Il est vrai que comme les Empereurs qui n’admettoient dans les légions que les Citoïens Romains, levoient sous le nom deCohortes auxiliaires des Corps composés de leurs autres sujets ; on pourroit croire que les secours des Ubiens et ceux des Belges signifiassent ici des Cohortes auxiliaires de troupes réglées, levées par les Officiers du Prince dans le païs de Cologne, et dans la Gaule Belgique ; mais suivant cette supposition, Tacite n’auroit pas dû dire, et il n’auroit pas dit ici, Auxilia Ubiorum, mais Cohortes Ubias. Il auroit dit les Cohortes Ubiennes, et non pas les secours des Ubiens. Il n’auroit pas dit les Belges, mais les Cohortes Belgiques.

Cet auteur prévient lui-même toutes les difficultés qu’on pourroit se faire à ce sujet, en écrivant que dans les commencemens de la guerre de Civilis, les Gaulois aidoient avec chaleur l’armée Romaine et qu’ils lui envoyoient de nombreux secours.

Dans un autre endroit, Tacite écrit aussi en rendant compte de l’arrangement que Vitellius fit après avoir terminé à son avantage sa guerre contre Othon : « Vitellius renvoya aux Cités des Gaules leurs secours, dont le nombre étoit considerable. Il avoit été bien aise de faire parade d’un tel renfort au commencement de son entreprise. Quand elle fut terminée, ce Prince pour empêcher que la dépense de l’Etat n’excédât son revenu, diminua encore le nombre des soldats dans les légions & dans les troupes auxiliaires, en défendant de recruter ces Corps, & en donnant leur congé à tous ceux qui le demanderent. » Tacite ne sçauroit mieux donner à connoître que sous le nom de secours fournis par les cités des Gaules, il n’entend point les Cohortes auxiliaires de troupes réglées et soudoyées que Vitellius auroit pû faire lever dans les Gaules. Vitellius renvoye chez elles toutes les Milices des Gaules dont il avoit voulu seulement faire parade, mais il se contente de réduire à un moindre nombre les soldats des Cohortes auxiliaires levées et soudoyées par l’Empereur.

On voit même dans Tacite que les Cités des Gaules ont fait quelquefois la guerre l’une contre l’autre dans le tems qu’elles étoient soumises à l’Empire Romain ; elles ne pouvoient faire ces guerres qu’avec leurs propres Milices. Lorsque Galba eut été proclamé Empereur, la Cité de Vienne se déclara pour lui, et celle de Lyon se déclara pour Néron, qui avoit rebâti la Capitale de ce district après qu’elle eut été brûlée. Nos deux Cités se firent ensuite une guerre sanglante, dont les évenemens furent plus d’une fois funestes à l’une et à l’autre. Tacite dit même qu’elles la continuerent avec un acharnement qu’on n’a point ordinairement quand on ne la fait que pour les interêts de son Prince. Cela suppose donc que l’un et l’autre parti pouvoient mettre en campagne des troupes parmi lesquelles il y avoit quelque discipline, & qui étoient un peu aguerries.

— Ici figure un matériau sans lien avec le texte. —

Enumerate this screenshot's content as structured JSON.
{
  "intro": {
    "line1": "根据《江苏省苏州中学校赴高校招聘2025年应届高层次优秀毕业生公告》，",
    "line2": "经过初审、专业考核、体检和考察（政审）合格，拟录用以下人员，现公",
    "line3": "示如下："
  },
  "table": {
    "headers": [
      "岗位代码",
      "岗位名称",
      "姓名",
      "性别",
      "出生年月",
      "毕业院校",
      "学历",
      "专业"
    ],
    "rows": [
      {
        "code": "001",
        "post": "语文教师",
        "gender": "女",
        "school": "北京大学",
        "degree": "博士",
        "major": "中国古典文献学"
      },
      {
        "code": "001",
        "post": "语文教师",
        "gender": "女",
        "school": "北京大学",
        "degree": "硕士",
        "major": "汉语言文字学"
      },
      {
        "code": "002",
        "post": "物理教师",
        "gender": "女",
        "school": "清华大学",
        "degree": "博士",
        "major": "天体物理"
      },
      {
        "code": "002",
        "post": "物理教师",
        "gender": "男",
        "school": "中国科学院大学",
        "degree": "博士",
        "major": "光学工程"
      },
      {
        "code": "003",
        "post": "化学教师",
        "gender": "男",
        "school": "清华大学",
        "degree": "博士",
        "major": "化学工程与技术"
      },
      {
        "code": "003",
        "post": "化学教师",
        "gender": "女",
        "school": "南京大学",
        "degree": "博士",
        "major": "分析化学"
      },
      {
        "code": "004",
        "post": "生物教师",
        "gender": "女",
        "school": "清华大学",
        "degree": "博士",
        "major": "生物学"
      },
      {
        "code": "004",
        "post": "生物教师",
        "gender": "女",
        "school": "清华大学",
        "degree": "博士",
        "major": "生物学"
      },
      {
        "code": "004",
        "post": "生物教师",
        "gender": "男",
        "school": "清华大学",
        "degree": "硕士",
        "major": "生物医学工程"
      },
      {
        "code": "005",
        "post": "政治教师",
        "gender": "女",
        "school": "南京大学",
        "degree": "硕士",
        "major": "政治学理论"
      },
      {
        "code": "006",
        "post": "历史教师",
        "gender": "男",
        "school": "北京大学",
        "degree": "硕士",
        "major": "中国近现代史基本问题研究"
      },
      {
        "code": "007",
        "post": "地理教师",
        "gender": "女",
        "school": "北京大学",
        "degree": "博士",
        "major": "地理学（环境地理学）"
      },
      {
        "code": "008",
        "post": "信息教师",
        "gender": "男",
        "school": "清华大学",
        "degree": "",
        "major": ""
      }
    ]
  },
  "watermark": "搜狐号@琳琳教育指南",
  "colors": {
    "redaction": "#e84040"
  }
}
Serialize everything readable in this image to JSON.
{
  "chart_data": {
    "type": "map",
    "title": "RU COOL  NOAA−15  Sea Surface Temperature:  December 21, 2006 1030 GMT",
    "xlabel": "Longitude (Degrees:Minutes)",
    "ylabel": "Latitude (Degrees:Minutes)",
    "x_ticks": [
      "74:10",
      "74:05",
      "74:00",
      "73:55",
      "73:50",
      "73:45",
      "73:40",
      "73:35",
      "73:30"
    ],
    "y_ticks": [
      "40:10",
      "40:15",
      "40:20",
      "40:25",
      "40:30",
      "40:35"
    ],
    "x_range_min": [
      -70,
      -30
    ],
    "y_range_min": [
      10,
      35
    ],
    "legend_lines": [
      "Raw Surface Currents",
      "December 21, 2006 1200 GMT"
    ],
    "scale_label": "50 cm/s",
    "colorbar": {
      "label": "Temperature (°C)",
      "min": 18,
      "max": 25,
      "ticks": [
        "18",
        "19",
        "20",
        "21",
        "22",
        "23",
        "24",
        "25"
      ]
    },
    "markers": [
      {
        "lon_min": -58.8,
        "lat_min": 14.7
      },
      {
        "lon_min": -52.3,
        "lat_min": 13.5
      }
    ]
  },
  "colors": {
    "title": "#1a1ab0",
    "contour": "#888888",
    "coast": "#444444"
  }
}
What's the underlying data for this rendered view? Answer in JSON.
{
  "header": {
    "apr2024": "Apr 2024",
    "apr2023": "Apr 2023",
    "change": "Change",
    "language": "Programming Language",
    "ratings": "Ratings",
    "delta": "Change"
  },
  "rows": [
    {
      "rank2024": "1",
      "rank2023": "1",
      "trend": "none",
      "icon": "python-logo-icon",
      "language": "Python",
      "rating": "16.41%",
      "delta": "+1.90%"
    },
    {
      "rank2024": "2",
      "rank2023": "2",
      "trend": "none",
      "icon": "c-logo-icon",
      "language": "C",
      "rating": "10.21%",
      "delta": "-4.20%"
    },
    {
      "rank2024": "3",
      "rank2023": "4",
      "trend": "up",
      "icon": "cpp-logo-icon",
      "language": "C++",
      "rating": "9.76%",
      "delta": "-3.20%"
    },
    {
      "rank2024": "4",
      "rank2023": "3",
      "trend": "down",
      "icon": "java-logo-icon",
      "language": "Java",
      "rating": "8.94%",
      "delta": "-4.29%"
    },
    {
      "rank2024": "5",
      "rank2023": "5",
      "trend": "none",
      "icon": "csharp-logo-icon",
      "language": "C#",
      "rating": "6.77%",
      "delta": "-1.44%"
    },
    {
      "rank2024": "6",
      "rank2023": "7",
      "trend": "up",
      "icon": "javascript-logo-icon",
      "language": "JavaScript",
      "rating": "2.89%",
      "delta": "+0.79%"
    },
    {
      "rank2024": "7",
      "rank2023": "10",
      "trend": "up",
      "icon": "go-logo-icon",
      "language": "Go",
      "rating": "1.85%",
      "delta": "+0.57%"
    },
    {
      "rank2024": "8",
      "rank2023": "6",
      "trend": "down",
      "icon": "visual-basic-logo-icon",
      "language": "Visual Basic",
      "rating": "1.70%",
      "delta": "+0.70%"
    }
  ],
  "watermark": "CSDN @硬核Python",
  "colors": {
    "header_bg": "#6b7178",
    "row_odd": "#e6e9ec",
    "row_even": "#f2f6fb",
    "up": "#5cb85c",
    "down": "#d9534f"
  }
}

Durant la guerre de Civilis contre les Romains, Julius Sabinus, le même qui est si celebre par ses avantures, et par le courage de sa femme Eponine, ayant jetté avec mépris les monumens de l’alliance contractée autrefois entre la Cité de Langres et les Romains, il alla, suivi du peuple de sa patrie, attaquer la Cité des Sequanois qui vouloit demeurer fidele à l’Empereur. Il se donna entre les deux partis une bataille, où ceux de Langres furent défaits.

Nous rapportons ci-dessous un passage de Joseph, qui fait foi que sous le regne de Néron les Romains ne tenoient que douze cens hommes de troupes réglées dans l’intérieur des Gaules. Toutes les forces que l’Empire avoit dans cette grande Province, étoient postées le long du Rhin ? Douze cens soldats auroient-ils suffi pour garder cette vaste étenduë de côtes qui est depuis l’embouchure du Rhin jusqu’aux Pirénées, contre ceux des Barbares de la Germanie qui faisoient le métier de Pirates, si chaque Cité n’avoit point eu une Milice qu’on pouvoit mettre sur pied, et faire marcher en peu de tems aux lieux menacés d’une descente ?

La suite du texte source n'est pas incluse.